LONDON (Reuters) – Buyers returned to Britain’s property market last month as it reopened following the coronavirus lockdown but activity remained depressed, a closely-watched survey showed on Thursday.
The Royal Institution of Chartered Surveyors (RICS) said a net balance of +61% of its members reported a rise in new buyer enquiries in June, following a reading of -94% in May.
Still, the number of properties on estate agents’ books stayed close to all-time lows, RICS said.
The figures come a day after finance minister Rishi Sunak temporarily raised the threshold of a tax on property purchases to 500,000 pounds ($629,350) to boost activity in the housing market after the coronavirus lockdown.
The tax break, which affects England and Northern Ireland, will run until the end of March.
“Key activity indicators in the RICS survey suggest that the market is enjoying a short term bounce following the ending of the lockdown, with sharp spikes in the metrics tracking both buyer enquiries and new instructions,” RICS chief economist Simon Rubinsohn said.

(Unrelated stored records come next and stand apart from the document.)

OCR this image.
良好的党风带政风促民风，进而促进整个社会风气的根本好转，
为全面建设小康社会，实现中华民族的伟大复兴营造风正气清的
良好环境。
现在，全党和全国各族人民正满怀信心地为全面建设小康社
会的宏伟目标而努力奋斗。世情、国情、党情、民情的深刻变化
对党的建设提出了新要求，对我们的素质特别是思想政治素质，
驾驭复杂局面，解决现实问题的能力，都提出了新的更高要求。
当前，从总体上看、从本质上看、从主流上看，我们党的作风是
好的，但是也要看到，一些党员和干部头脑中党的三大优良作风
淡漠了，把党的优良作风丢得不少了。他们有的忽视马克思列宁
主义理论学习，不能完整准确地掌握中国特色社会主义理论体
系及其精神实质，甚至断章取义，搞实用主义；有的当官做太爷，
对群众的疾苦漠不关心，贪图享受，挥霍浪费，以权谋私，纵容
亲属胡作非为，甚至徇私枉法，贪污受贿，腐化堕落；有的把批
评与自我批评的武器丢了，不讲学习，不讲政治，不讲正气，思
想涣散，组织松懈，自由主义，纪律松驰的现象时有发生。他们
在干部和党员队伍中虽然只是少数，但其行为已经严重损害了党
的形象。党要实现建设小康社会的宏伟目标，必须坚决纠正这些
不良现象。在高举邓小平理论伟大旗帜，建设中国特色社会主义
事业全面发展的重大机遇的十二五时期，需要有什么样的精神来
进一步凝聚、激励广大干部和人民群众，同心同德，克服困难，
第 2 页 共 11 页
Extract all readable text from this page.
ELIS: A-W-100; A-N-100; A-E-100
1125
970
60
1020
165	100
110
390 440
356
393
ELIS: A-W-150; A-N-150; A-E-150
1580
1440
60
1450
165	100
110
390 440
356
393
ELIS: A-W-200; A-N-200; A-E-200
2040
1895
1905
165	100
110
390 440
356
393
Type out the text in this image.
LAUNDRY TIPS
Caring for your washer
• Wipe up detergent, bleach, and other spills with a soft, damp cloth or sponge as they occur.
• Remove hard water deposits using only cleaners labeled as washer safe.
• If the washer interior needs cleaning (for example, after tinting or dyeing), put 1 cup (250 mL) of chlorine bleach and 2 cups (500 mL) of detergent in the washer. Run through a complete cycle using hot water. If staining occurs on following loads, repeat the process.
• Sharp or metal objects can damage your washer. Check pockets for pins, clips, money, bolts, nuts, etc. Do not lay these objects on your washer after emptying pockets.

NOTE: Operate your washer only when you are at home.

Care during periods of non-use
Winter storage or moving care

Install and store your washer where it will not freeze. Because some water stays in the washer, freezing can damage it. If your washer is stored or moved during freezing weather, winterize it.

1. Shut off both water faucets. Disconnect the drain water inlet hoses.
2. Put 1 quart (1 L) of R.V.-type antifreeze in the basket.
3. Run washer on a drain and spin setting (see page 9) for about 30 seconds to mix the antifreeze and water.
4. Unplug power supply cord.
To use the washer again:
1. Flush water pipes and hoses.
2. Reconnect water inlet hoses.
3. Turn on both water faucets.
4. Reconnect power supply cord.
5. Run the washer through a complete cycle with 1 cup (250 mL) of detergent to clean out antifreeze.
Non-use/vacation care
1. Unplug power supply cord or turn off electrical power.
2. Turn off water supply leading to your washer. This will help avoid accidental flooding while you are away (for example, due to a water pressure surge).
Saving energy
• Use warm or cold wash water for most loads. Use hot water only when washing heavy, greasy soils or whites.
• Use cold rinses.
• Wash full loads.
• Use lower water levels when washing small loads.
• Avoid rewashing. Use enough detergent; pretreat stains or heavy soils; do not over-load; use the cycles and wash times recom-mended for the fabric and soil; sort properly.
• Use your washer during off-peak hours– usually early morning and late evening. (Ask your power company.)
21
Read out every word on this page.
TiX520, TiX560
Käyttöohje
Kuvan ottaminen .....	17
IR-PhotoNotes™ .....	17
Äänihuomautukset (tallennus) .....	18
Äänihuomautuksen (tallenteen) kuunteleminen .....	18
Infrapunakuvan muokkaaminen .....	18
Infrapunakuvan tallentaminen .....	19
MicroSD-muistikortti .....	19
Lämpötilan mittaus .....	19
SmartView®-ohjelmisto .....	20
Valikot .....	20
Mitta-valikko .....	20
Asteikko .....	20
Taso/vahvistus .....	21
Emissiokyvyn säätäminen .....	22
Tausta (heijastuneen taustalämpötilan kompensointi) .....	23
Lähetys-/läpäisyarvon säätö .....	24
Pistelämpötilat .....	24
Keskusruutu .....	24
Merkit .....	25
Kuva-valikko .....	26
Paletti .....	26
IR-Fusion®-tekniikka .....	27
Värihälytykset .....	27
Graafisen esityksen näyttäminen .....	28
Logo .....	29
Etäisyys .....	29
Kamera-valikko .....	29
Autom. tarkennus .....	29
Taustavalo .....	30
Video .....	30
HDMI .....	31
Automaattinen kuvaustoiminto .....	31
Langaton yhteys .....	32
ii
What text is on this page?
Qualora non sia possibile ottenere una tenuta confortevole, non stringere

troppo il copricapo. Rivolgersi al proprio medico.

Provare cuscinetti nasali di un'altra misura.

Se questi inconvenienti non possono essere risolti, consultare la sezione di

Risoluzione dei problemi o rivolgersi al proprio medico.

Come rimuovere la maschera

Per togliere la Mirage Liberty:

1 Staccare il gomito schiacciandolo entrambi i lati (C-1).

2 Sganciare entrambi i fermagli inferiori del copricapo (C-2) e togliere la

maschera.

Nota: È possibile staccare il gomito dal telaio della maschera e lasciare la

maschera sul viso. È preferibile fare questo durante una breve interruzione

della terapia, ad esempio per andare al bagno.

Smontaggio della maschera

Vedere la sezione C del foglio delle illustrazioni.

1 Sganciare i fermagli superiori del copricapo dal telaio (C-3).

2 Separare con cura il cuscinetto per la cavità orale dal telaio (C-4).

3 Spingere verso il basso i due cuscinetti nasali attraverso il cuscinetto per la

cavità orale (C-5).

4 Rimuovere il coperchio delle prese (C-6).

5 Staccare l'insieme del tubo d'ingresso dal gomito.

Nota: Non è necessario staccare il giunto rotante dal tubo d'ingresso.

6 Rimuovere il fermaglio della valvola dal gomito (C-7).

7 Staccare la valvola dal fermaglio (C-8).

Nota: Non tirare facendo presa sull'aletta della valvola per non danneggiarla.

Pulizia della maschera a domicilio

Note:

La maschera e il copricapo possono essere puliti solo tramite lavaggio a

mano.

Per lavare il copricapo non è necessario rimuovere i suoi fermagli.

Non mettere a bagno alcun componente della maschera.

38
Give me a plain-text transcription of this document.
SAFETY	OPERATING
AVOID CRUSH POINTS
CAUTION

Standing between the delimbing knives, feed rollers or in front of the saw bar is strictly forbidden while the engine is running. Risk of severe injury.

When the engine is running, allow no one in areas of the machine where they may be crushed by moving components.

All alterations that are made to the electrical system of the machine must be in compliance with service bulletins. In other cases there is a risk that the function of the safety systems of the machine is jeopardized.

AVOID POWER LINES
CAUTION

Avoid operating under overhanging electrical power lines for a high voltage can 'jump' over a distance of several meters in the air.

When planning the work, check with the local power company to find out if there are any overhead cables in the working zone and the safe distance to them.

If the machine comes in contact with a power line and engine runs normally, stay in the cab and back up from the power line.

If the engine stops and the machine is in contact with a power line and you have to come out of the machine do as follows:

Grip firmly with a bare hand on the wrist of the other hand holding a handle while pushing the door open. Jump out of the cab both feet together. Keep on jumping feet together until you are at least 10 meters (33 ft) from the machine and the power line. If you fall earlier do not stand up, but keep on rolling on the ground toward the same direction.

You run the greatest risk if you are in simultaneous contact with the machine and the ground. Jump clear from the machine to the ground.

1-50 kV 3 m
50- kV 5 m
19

“However, there are worrying signs that this rebound may quickly run out of steam against the backdrop of a tightening in lending criteria by mortgage providers, and the uncertain macro environment particularly with regard to the employment picture.”
The RICS monthly house price balance rose to -15% from -32% in May, with London and south east England among the weakest regions in the United Kingdom. A Reuters poll of economists had pointed to a reading of -25%.